On Tue, 2006-10-24 at 21:12 -0700, Grant wrote:
> I have a 320GB hard drive

yes, a 320 "gigabyte" hard drive, as opposed to a 320
"gibibyte"[1][2][3] hard drive.  Technically 1 gigabyte is one million
bytes, but computers have always used 1GB = 1024kB = 1024*1024B.

Hard drive manufacturers use the SI gigabyte, whereas computers use the
globally accepted (but technically incorrectly named) computer gigabyte.
So you really only have 320,000,000 bytes = ~ 305GB.

But wait, there's more...

>  with a small swap partition,

lets say, 500MiB

>  a small boot partition,

lets say, 10MiB

>  and the remainder in the root partition.

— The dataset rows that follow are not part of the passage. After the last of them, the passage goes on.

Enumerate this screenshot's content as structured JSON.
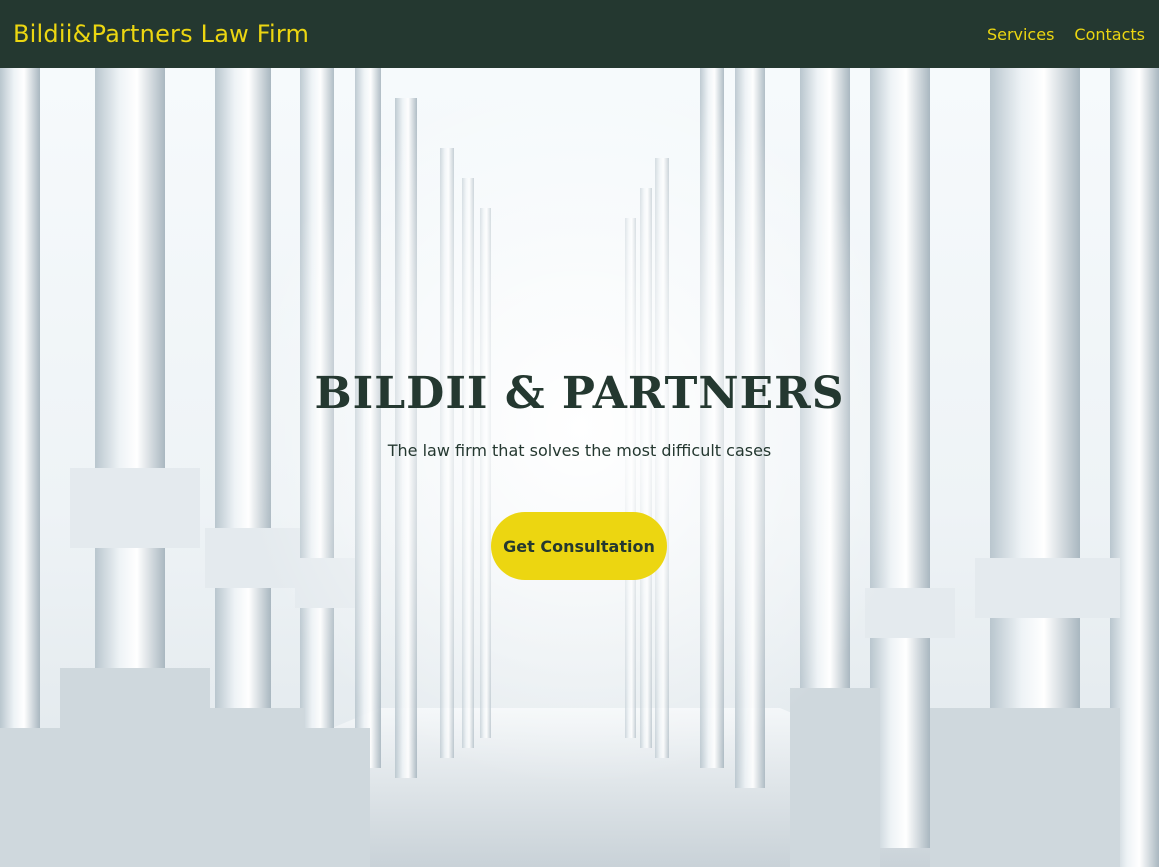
{
  "nav": {
    "brand": "Bildii&Partners Law Firm",
    "links": [
      "Services",
      "Contacts"
    ]
  },
  "hero": {
    "title": "BILDII & PARTNERS",
    "subtitle": "The law firm that solves the most difficult cases",
    "cta_label": "Get Consultation",
    "background_image": "white-columns-photo"
  },
  "colors": {
    "navbar": "#243830",
    "accent": "#ecd611",
    "text_dark": "#243830"
  }
}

that leaves you 305 - 0.5 - 0.01 = ~ 304 (conservatively)

>   'du -sh /' says
> 278G and a mkisofs command failed with no space left on device.  What
> happened to the rest of the gigs?

The rest of it goes in:
- filesystem overheads (every filesystem suffers.  some more than
others.  someone else on this list may like to comment more on my lack
of knowledge here)

- in Linux, a small % of the filesystem is reserved for root - this is
so that an unprivileged user (or core dump, or erroneous program) cannot
fill the filesystem 100% and stop even root from logging in.  I think
it's about 3% by default on ext3? (just guessing.  It may even default
to a fixed number of blocks - not sure).  This can be configured when
you run mkfs.  On such a large drive, you may want to drop this down to
1% or smaller.

Try `df -h` and see what it says.  See if the difference is really all
that great.  If so, there may be other reasons you have less than you
think...

HTH!

[1] http://en.wikipedia.org/wiki/Gibibyte
[2] http://www.answers.com/topic/gibibyte-1
[3] http://physics.nist.gov/cuu/Units/binary.html
-- 
Iain Buchanan <iaindb at netspace dot net dot au>

A woman may very well form a friendship with a man, but for this to endure,
it must be assisted by a little physical antipathy.